Hasta el año pasado teníamos, entre otras curiosidades, tres periquitos australianos que además de acompañarme con sus pequeños cantos, me ayudaba a pasar la mañana entretenido conversando en idioma pajaril al tiempo de cambiar el agua y la comida, compuesta básicamente por alpiste mejorado.
De vez en cuando los sorprendía con un trozo de zanahoria o apio, que les gustaba y celebraban con más cantos, que también usan para reclamar comida o simplemente que les prestes atención. Son como todas las criaturas, necesitan les prestes siquiera unos minutos de tu mirada.
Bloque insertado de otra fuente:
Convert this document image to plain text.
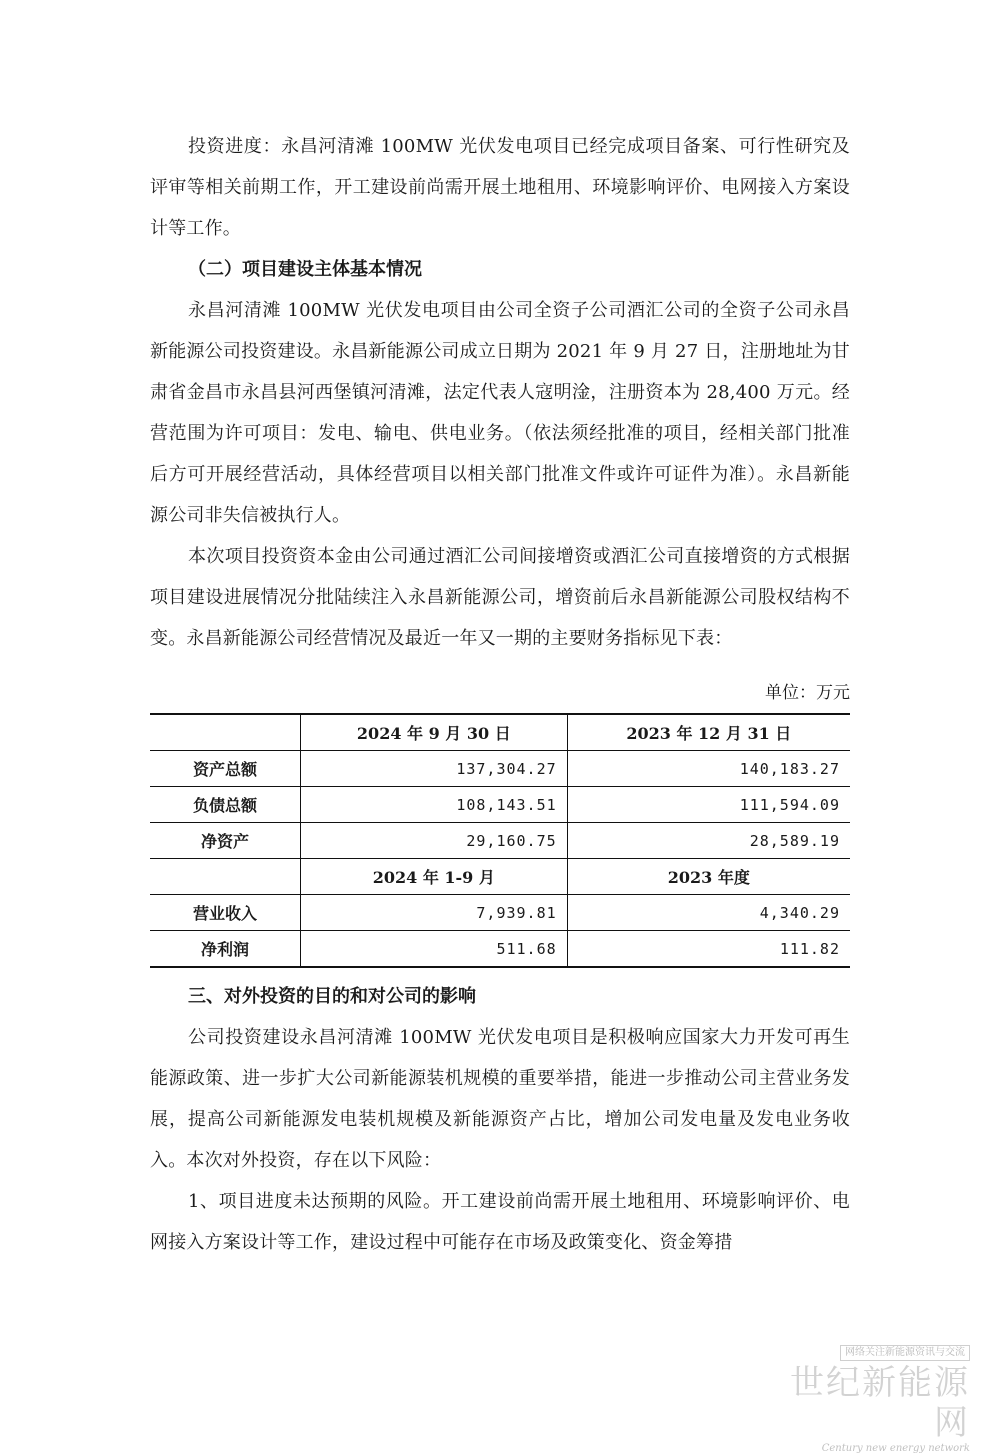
投资进度：永昌河清滩 100MW 光伏发电项目已经完成项目备案、可行性研究及评审等相关前期工作，开工建设前尚需开展土地租用、环境影响评价、电网接入方案设计等工作。

（二）项目建设主体基本情况

永昌河清滩 100MW 光伏发电项目由公司全资子公司酒汇公司的全资子公司永昌新能源公司投资建设。永昌新能源公司成立日期为 2021 年 9 月 27 日，注册地址为甘肃省金昌市永昌县河西堡镇河清滩，法定代表人寇明淦，注册资本为 28,400 万元。经营范围为许可项目：发电、输电、供电业务。（依法须经批准的项目，经相关部门批准后方可开展经营活动，具体经营项目以相关部门批准文件或许可证件为准）。永昌新能源公司非失信被执行人。

本次项目投资资本金由公司通过酒汇公司间接增资或酒汇公司直接增资的方式根据项目建设进展情况分批陆续注入永昌新能源公司，增资前后永昌新能源公司股权结构不变。永昌新能源公司经营情况及最近一年又一期的主要财务指标见下表：

单位：万元
	2024 年 9 月 30 日	2023 年 12 月 31 日
资产总额	137,304.27	140,183.27
负债总额	108,143.51	111,594.09
净资产	29,160.75	28,589.19
	2024 年 1-9 月	2023 年度
营业收入	7,939.81	4,340.29
净利润	511.68	111.82

三、对外投资的目的和对公司的影响

公司投资建设永昌河清滩 100MW 光伏发电项目是积极响应国家大力开发可再生能源政策、进一步扩大公司新能源装机规模的重要举措，能进一步推动公司主营业务发展，提高公司新能源发电装机规模及新能源资产占比，增加公司发电量及发电业务收入。本次对外投资，存在以下风险：

1、项目进度未达预期的风险。开工建设前尚需开展土地租用、环境影响评价、电网接入方案设计等工作，建设过程中可能存在市场及政策变化、资金筹措

网络关注新能源资讯与交流
世纪新能源网
Century new energy network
Compramos un macho y una hembra en una tienda de aves y después nos llegó otra hembrita herida, coja, pero igualmente alegre con sus chirridos.
Fue la primera en irse y mi hijo menor pasó por el trance de sacarla de la jaula y proceder luego a su sepultura, en uno de los jardines del frente. Una tumba que desapareció muy pronto, como supongo debería suceder con todas. Su recuerdo está en nuestras mentes, en nuestros corazones.
Meses después me tocó la sorpresa de hacer lo mismo con el cadáver de la otra hembrita y la jaula quedó íntegramente para el varoncito, que ahora canta menos que antes, casi nada.
La noche de Año Nuevo con el ruido de las bombardas y mi intención de proteger al periquito y a la gata dejé abierta la puerta de la jaula, por descuido y ocurrió lo que no había sucedido nunca antes, el periquito escapó y la pena se apoderó de los sobrevivientes. Había aguantado la noticia hasta el final de la reunión para no malograrles la noche, hasta el final.
La pesadumbre que llega al final de la Noche Buena fue más pesada, sentimos pena por el periquito y no faltó quien se despidió de él para siempre.
Contra todo pronóstico el periquito regresó al día siguiente y me sigue acompañando desde la jaula, solitario, tristón pero feliz de seguir compartiendo estas mañanas soleadas y yo no sé ahora cómo decirle ¿el pájaro pródigo?